Когда я вернулся туда, где оставил убитого горем брата, его на месте не оказалось. Я поспешил вернуться к сосне и, пробегая мимо лотков и палаток, заметил один павильончик, который еще не закрылся. Приглядевшись, я увидел подле него брата, прильнувшего к глазку кинетоскопа.

«Братец, ты что?» Я тронул его за плечо.

Он обернулся. Лицо его я помню и поныне.

Взгляд у него был отсутствующий, устремленный в невидимое далеко. Глаза мечтательно сверкали, даже голос звучал словно из другого мира.

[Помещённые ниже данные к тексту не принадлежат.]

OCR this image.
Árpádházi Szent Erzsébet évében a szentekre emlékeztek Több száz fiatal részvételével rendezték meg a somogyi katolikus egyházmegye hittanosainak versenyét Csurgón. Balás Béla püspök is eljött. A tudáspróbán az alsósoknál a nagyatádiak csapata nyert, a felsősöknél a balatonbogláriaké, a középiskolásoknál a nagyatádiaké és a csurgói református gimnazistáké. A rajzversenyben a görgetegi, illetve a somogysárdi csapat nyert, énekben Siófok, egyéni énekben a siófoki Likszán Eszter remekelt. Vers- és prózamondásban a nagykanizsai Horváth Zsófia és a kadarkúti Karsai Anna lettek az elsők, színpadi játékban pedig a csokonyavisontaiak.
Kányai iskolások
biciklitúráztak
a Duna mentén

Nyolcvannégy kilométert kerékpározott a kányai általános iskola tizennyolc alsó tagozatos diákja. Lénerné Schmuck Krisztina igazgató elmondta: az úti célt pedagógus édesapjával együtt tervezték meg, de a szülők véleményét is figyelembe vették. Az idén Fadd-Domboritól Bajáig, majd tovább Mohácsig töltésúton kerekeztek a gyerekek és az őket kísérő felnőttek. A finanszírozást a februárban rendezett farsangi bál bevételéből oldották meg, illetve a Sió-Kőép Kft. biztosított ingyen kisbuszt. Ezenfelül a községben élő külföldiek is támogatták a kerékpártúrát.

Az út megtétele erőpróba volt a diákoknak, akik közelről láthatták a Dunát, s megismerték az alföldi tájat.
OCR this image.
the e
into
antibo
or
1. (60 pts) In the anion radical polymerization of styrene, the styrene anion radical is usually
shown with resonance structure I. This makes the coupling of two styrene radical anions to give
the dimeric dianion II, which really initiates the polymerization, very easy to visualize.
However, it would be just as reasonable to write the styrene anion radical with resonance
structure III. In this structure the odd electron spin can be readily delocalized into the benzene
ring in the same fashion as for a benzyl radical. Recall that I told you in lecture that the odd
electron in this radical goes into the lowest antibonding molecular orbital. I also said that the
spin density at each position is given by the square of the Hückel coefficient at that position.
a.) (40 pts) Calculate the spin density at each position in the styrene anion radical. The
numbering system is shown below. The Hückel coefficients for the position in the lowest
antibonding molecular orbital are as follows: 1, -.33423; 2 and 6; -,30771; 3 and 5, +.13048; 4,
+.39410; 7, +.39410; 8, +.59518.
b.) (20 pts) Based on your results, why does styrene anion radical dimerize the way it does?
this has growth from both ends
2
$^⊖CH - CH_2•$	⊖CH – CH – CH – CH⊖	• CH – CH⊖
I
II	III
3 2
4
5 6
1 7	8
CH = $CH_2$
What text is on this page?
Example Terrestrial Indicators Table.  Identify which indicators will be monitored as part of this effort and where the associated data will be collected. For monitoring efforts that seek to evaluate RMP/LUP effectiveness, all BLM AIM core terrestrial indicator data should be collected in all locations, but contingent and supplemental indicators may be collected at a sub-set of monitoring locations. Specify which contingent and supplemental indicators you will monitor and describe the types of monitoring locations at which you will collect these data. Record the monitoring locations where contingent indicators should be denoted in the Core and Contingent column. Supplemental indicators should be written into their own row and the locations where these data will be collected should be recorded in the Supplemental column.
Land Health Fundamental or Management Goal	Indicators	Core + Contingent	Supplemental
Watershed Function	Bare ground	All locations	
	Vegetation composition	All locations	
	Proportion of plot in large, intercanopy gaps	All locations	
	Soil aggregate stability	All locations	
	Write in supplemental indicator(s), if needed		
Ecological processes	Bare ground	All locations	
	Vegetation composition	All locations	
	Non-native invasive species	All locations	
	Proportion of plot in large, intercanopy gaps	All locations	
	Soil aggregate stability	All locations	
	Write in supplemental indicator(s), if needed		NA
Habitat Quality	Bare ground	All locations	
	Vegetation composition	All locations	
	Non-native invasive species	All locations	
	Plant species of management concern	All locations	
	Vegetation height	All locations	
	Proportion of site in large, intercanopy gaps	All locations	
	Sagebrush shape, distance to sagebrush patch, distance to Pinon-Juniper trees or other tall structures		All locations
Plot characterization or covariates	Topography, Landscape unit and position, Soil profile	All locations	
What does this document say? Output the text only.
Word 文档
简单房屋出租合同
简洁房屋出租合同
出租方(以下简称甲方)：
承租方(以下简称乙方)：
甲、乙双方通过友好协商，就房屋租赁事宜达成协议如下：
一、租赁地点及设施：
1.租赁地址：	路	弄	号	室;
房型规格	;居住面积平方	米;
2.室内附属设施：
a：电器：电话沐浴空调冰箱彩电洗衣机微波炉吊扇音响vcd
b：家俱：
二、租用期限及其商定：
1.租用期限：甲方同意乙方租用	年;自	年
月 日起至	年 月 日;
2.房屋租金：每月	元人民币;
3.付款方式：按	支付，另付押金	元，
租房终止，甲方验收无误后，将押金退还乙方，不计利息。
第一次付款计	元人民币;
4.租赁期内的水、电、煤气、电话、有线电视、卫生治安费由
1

«Она там… Внутри!» — выдохнул он.

Я сразу понял, о чем идет речь, и приник к глазку. Перед моими глазами всплыло прелестное лицо дочери зеленщика, 0-Сити — бессмертной героини любовной драмы Кабуки [5]. На картине — ибо это была картина в технике «осиэ» — художник запечатлел сцену свидания: очаровательная 0-Сити нежно прильнула к своему возлюбленному Китидза в покоях храма Китидзёдзи. Без сомнения, то было творение гениального мастера. Особенно ему удалась 0-Сити: от девушки невозможно было оторвать глаз, чудное лицо ее дышало жизнью. Даже мне показалось, что она живая, так что я нисколько не удивился странным речам брата:

«Я понимаю, что это всего только кукла, сделанная из шелка, но я не могу отказаться от нее. О, как бы я желал быть на месте ее возлюбленного и поговорить с ней хоть раз!»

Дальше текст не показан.